Weshalb agieren die Priester des Zen-Buddhismus, der im Westen vor allem mit Meditation, Mystik und schlichten Ästhetiken assoziiert wird, in Japan vor allem als Spezialisten für den Tod? Was hat das „stille Sitzen“, das im Mittelpunkt des Zen-Buddhismus steht, mit Totenritualen zu tun? Weshalb wird der Buddhismus in Japan überhaupt mit dem Tod und mit den Ahnen assoziiert? Um diese Fragen zu beantworten, müssen wir uns der Geschichte des Zen-Buddhismus in Japan zuwenden.
Der chinesische Chan-Buddhismus wurde als Zen-Buddhismus im Mittelalter nach Japan eingeführt. Die Zen-Buddhisten brachten den Japanern etwas Neues: Sie haben den Weg zum Erkennen der Wahrheit radikal vereinfacht. Der Zen-Buddhismus lehrt, dass sich der Zugang zur Wahrheit, wie sie der historische Buddha erkannt hat, durch das stille Sitzen und die Beschäftigung mit Koan vollzieht. Durch das stille Sitzen ahmen die Zen-Buddhisten das Erwachen des historischen Buddha nach. Bei den Koan handelt es sich um die Aussprüche und Ausrufe erwachter Meister und ihrer Dialoge mit den Schülern, durch die sie diese zum Erwachen bringen.
In beiden Fällen ereignet sich das Erwachen jenseits der Möglichkeit des Nachvollzugs durch den rationalen Verstand. Seinem Selbstverständnis nach basiert der Zen-Buddhismus auf dem Erkennen der wahren Natur des Seins, ist unabhängig von der Autorität heiliger Schriften und vermittelt sich in einer bis auf den historischen Buddha zurückgehenden ungebrochenen Linie von Meister zu Schüler.

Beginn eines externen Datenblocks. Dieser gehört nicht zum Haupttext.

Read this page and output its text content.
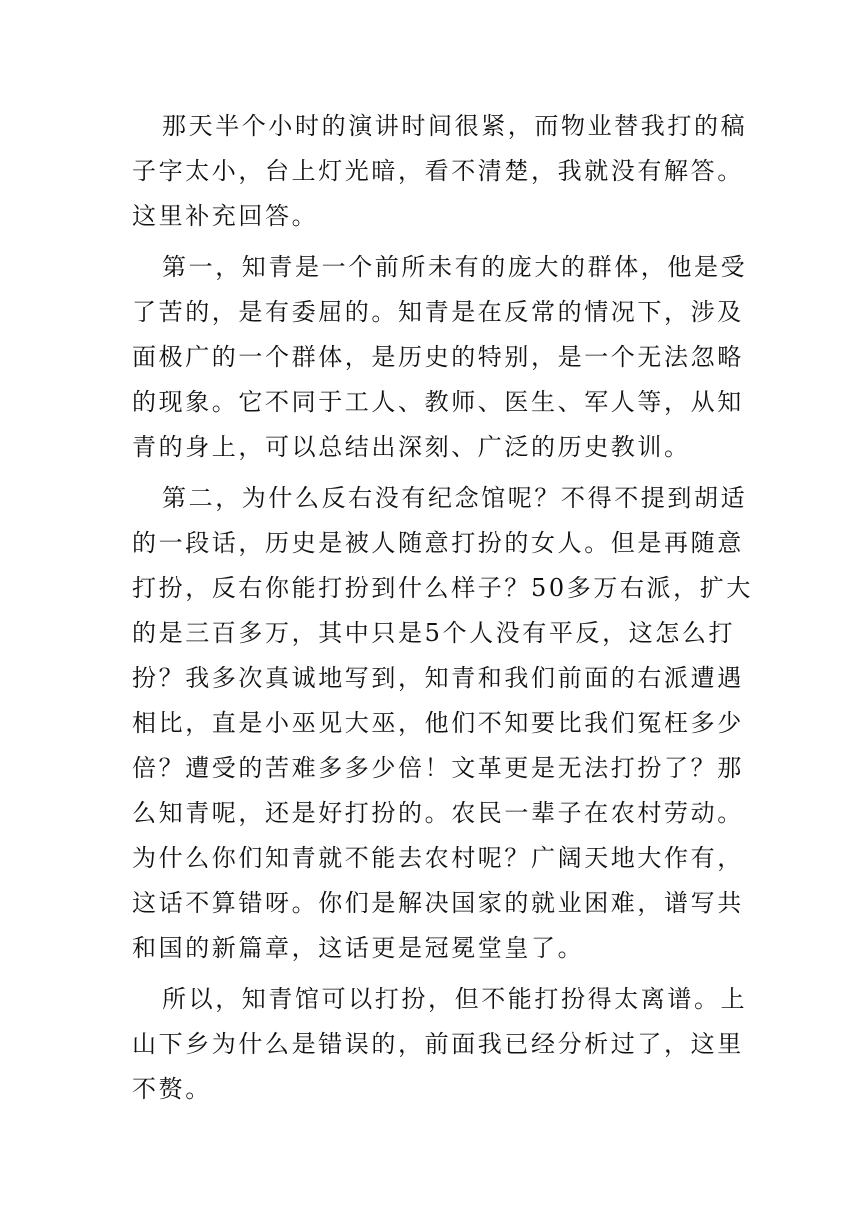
那天半个小时的演讲时间很紧，而物业替我打的稿
子字太小，台上灯光暗，看不清楚，我就没有解答。
这里补充回答。

第一，知青是一个前所未有的庞大的群体，他是受
了苦的，是有委屈的。知青是在反常的情况下，涉及
面极广的一个群体，是历史的特别，是一个无法忽略
的现象。它不同于工人、教师、医生、军人等，从知
青的身上，可以总结出深刻、广泛的历史教训。

第二，为什么反右没有纪念馆呢？不得不提到胡适
的一段话，历史是被人随意打扮的女人。但是再随意
打扮，反右你能打扮到什么样子？50多万右派，扩大
的是三百多万，其中只是5个人没有平反，这怎么打
扮？我多次真诚地写到，知青和我们前面的右派遭遇
相比，直是小巫见大巫，他们不知要比我们冤枉多少
倍？遭受的苦难多多少倍！文革更是无法打扮了？那
么知青呢，还是好打扮的。农民一辈子在农村劳动。
为什么你们知青就不能去农村呢？广阔天地大作有，
这话不算错呀。你们是解决国家的就业困难，谱写共
和国的新篇章，这话更是冠冕堂皇了。

所以，知青馆可以打扮，但不能打扮得太离谱。上
山下乡为什么是错误的，前面我已经分析过了，这里
不赘。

Im Mahayana-Buddhismus, dem „Großen Fahrzeug“, werden der historische Buddha, die Bodhisattvas und mythischen Buddhas sowie der buddhistische Dharma, das heißt die Wahrheit, die der Buddha erkannt hat, als Quelle besonderer Kraft angesehen. Mit dieser Kraft kann das buddhistische Erlösungsprogramm, alle Lebewesen zum Heil zu führen, verwirklicht werden. Je größer die Nähe zu den Quellen der Kraft ist, desto wirksamer kann sie leidenden Wesen zum Heil verhelfen. Die Zen-Buddhisten verfügten im Mittelalter mit dem rituellen Sitzen und der Koan-Literatur über eindrucksvolle performative Mittel, ihre Nähe zum historischen Buddha und dem Dharma unter Beweis zu stellen. Das zazen avancierte zu einer mächtigen rituellen Inszenierung, mit dem die Zen-Buddhisten ihre religiöse Überlegenheit demonstrierten.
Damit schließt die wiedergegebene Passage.